Daily News Clips
Office of the Chancellor / Public Affairs
Tuesday, January 13, 2004
 

Sacramento Bee 1-13-04

Dan Walters: Governor wants fast action, but delay is Capitol hallmark

 

Arnold Schwarzenegger said he wanted "action, action, action, action" during his governorship, but the Legislature's hallmark is procrastination, and you could almost feel the downshift into low gear Monday as lawmakers digested Schwarzenegger's demand for serious spending cutbacks to close the state's immense budget deficit.

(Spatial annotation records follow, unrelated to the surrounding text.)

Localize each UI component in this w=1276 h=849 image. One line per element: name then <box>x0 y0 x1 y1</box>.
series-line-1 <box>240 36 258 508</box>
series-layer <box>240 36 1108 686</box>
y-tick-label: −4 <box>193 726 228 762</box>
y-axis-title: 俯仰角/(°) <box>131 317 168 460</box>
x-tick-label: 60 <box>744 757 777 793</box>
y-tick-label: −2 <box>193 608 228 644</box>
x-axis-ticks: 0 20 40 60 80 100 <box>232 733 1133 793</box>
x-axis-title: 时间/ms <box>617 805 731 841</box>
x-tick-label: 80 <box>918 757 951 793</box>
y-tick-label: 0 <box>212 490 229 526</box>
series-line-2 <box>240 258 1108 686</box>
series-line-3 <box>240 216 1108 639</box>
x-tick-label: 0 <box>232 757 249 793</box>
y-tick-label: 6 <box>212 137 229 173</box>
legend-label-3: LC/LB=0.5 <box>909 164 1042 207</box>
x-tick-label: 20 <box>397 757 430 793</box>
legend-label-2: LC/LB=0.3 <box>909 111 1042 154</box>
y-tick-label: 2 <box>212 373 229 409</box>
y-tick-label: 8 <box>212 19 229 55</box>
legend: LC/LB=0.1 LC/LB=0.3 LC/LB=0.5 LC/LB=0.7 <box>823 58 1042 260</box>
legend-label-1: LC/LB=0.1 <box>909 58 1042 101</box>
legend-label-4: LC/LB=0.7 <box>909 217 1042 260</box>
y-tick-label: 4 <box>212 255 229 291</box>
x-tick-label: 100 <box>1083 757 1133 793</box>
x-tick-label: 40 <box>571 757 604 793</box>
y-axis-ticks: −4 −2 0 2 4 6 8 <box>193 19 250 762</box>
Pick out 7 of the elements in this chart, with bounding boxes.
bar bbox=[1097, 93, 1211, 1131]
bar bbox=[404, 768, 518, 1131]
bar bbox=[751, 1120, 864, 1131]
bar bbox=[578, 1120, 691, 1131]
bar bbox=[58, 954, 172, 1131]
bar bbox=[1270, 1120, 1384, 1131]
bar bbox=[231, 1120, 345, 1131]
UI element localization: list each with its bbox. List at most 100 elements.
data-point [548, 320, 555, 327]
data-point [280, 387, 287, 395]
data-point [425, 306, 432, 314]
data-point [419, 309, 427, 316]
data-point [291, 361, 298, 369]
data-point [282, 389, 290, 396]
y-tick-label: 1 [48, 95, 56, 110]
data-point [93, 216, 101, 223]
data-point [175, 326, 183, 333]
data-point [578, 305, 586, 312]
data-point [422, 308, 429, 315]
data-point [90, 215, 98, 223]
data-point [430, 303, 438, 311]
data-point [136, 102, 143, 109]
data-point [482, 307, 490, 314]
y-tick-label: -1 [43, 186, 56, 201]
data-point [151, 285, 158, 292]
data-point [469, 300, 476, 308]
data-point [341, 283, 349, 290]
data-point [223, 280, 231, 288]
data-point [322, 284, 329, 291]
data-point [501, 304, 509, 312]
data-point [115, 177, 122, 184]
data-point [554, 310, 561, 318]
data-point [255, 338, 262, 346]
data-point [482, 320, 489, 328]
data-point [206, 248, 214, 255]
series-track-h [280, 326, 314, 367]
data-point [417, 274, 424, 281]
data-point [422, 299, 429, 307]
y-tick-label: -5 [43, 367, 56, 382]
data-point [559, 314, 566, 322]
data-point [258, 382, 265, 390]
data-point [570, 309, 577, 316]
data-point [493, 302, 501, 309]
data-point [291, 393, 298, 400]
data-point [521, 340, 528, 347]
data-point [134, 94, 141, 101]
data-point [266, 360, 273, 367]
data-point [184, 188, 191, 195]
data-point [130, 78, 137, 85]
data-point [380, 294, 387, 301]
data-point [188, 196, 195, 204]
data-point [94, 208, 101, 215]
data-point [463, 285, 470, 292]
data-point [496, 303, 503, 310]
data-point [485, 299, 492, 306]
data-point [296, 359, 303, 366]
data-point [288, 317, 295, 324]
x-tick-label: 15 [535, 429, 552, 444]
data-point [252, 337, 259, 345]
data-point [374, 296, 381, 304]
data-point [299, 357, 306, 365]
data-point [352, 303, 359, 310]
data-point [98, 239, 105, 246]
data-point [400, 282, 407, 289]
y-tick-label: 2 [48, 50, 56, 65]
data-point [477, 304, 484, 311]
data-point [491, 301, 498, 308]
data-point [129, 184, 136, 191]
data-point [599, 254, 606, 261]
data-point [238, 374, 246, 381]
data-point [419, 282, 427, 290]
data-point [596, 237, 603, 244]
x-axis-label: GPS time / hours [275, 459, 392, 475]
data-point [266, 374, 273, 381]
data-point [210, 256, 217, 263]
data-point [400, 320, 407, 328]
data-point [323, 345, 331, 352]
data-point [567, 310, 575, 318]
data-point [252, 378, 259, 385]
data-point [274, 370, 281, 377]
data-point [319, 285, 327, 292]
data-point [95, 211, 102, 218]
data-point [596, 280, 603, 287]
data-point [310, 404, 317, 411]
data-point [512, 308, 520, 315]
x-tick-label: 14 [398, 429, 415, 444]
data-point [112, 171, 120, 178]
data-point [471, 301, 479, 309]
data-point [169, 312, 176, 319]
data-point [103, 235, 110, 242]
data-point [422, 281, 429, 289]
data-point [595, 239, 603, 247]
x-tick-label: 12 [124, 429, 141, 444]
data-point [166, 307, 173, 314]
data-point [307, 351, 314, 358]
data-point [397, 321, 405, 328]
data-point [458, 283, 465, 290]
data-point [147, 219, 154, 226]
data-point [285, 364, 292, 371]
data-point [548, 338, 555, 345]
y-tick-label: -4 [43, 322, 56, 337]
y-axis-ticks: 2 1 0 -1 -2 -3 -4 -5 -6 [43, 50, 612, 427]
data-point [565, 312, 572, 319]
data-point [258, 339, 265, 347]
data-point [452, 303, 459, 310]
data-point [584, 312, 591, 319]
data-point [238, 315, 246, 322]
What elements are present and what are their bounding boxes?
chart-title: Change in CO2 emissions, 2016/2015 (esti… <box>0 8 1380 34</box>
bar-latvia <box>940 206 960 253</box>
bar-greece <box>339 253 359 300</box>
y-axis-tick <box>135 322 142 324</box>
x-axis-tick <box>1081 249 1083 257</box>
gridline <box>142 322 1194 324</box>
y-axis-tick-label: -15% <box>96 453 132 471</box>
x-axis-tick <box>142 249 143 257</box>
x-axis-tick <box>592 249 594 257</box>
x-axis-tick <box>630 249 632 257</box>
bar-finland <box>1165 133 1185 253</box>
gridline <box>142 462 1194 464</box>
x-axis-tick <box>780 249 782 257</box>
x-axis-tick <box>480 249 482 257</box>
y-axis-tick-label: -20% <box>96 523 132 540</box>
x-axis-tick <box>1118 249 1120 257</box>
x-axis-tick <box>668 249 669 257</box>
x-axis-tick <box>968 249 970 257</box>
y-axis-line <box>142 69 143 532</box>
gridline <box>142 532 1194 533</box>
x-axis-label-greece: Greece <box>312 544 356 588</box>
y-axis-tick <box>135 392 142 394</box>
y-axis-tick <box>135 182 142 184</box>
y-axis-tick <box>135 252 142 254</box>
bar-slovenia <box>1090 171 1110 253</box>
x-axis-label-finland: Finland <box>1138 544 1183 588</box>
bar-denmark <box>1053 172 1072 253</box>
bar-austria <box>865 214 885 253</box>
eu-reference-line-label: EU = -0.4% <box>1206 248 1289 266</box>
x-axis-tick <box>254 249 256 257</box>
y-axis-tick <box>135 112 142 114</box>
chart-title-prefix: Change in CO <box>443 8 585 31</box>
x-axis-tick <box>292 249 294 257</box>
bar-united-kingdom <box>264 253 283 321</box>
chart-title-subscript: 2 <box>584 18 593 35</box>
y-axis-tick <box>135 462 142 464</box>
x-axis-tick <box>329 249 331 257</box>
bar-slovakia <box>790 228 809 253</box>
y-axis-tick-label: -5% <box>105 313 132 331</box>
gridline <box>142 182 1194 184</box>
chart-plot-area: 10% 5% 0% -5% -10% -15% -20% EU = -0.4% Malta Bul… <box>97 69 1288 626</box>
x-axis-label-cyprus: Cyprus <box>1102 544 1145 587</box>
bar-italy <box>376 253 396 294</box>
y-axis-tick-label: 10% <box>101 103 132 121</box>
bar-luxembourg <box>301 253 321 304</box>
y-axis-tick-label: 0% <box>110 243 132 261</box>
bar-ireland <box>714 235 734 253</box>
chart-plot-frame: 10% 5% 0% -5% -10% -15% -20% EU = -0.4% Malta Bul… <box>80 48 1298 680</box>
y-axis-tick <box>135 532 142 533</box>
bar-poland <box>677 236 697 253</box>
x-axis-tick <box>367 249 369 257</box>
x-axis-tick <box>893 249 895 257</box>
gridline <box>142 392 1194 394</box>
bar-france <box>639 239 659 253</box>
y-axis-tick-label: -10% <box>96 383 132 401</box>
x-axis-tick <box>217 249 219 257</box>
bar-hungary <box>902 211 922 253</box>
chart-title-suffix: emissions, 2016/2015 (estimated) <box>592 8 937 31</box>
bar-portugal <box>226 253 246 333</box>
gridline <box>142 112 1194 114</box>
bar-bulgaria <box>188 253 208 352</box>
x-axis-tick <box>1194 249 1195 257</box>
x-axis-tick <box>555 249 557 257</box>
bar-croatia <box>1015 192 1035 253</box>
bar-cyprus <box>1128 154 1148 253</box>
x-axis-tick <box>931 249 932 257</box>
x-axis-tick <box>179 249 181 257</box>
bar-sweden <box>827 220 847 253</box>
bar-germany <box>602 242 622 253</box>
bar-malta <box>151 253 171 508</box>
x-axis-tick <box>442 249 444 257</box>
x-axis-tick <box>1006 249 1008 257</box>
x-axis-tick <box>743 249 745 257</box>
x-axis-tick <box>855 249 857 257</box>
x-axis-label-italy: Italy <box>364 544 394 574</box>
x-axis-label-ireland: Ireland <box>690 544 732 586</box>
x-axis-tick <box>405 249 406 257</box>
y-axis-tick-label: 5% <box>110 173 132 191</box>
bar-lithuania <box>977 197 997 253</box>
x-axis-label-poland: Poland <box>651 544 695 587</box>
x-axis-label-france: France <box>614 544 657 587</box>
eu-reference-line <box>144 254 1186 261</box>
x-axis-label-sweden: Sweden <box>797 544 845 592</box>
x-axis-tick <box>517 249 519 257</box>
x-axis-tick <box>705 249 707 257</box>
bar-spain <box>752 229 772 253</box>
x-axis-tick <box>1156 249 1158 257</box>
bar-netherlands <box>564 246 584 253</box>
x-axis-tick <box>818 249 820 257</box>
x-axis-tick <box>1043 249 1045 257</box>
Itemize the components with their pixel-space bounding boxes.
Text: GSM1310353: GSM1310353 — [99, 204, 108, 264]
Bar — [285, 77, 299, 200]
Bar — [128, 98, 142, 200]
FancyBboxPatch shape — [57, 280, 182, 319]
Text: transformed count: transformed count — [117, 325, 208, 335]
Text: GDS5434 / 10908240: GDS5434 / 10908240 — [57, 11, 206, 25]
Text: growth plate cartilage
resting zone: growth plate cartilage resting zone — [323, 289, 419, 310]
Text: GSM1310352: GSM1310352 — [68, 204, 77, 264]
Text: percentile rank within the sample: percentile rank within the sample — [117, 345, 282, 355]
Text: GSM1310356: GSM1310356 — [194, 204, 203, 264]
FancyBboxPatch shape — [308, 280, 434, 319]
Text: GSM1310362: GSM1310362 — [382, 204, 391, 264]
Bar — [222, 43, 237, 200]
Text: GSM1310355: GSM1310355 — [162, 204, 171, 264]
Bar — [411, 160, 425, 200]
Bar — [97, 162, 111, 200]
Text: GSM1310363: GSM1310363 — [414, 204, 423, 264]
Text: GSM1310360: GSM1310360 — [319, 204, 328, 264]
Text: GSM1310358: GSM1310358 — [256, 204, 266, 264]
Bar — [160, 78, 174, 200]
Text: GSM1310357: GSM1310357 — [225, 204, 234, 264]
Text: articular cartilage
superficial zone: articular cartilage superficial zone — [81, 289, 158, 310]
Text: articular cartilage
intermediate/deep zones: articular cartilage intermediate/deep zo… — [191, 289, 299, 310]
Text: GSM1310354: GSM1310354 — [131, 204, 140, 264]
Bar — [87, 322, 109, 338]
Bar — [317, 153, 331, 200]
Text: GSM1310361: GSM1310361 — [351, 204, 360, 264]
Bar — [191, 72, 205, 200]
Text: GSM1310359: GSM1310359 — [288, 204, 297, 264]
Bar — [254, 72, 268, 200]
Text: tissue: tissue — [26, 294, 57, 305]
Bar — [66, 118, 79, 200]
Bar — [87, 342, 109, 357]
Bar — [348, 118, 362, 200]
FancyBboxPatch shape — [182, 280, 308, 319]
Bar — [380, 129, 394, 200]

Monday was, in a sense, the real beginning of the legislative year, and of the emerging duel between Schwarzenegger and Democratic leaders over spending cuts and taxes. The excitement of Schwarzenegger's pre-holiday inauguration and last week's State of the State address and budget unveiling has faded. Now it's time for the real game, and it promises to be a long and contentious one, despite the new governor's need, or at least penchant, for speed.

The governor wants to push the Legislature into quick action on the budget and other issues -- especially workers' compensation reform -- while he still retains momentum from his election. But Democrats believe, or at least hope, that procrastination will give outside interest groups time to develop popular opposition. Some are already cranking up advertising and grass-roots campaigns on particular issues, such as Schwarzenegger's demand for limits on the program that pays caregivers for services to the disabled in their homes.

John Burton, president pro tem of the Senate and the Legislature's most influential Democrat, signaled the parameters of the budget battle Monday when he denounced the new budget as "very unworthy ... for the people of California," and renewed his call for an income tax surcharge on high-income Californians to bolster programs serving the poor.

Schwarzenegger has repeatedly vowed that he wouldn't accept new taxes of any kind, saying they would short-circuit California's economic recovery. And his budget, while leaving almost no spending category unmolested, does take a big bite out of the health and social services programs that Burton-led Democrats and former Gov. Gray Davis expanded sharply during the first years of Davis' tenure.

Ordinarily, it takes six months for a new budget to be developed and presented by the governor, processed through endless legislative hearings, rewritten by the Legislature, massaged by high-level political negotiations and, finally, pared by the governor. Schwarzenegger's aides have said he'd like to have it done by May, but Burton dismissed that out of hand, and there are few indications it will happen any sooner than normal. Indeed, if a stalemate over spending and taxes does develop, it could be August or even September before a new budget is enacted.

There are, however, more than competing ideologies involved. California voters will have a rare opportunity to weigh into the debate directly in March when they pass judgment on a balanced budget amendment sought by Schwarzenegger, a $15 billion bond issue to refinance existing state budget debt and, perhaps most importantly, a measure that would reduce the legislative voting margins for budgets and taxes from two-thirds to 55 percent.

What happens on the bond issue and the vote margin measure will directly affect the tenor of this year's budget wrangle. Passage of the bond would remove some of the fiscal pressure while approval of lower voting margins would free Schwarzenegger, if he wishes, to make a budget deal with majority Democrats without having to cajole votes out of his fellow Republicans. Rejection of the bond could spark a cash crisis and bring Wall Street lenders back into the game.

Even without lowering the budget vote margin, Schwarzenegger holds strong cards in the budget game. He's popular and the Legislature isn't, he can command the media forum, he's demonstrated a willingness to take bold unilateral action, he's able to cut deals with outside interest groups to take them out of the opposition coalition (he did it already with the California Teachers Association) and, finally, he has the powerful authority to reduce individual budget appropriations.

The real questions are those only Schwarzenegger himself could answer. How firm is his opposition to new taxes? And how susceptible is he to public pressure from unions, health care advocates and other spending interest groups?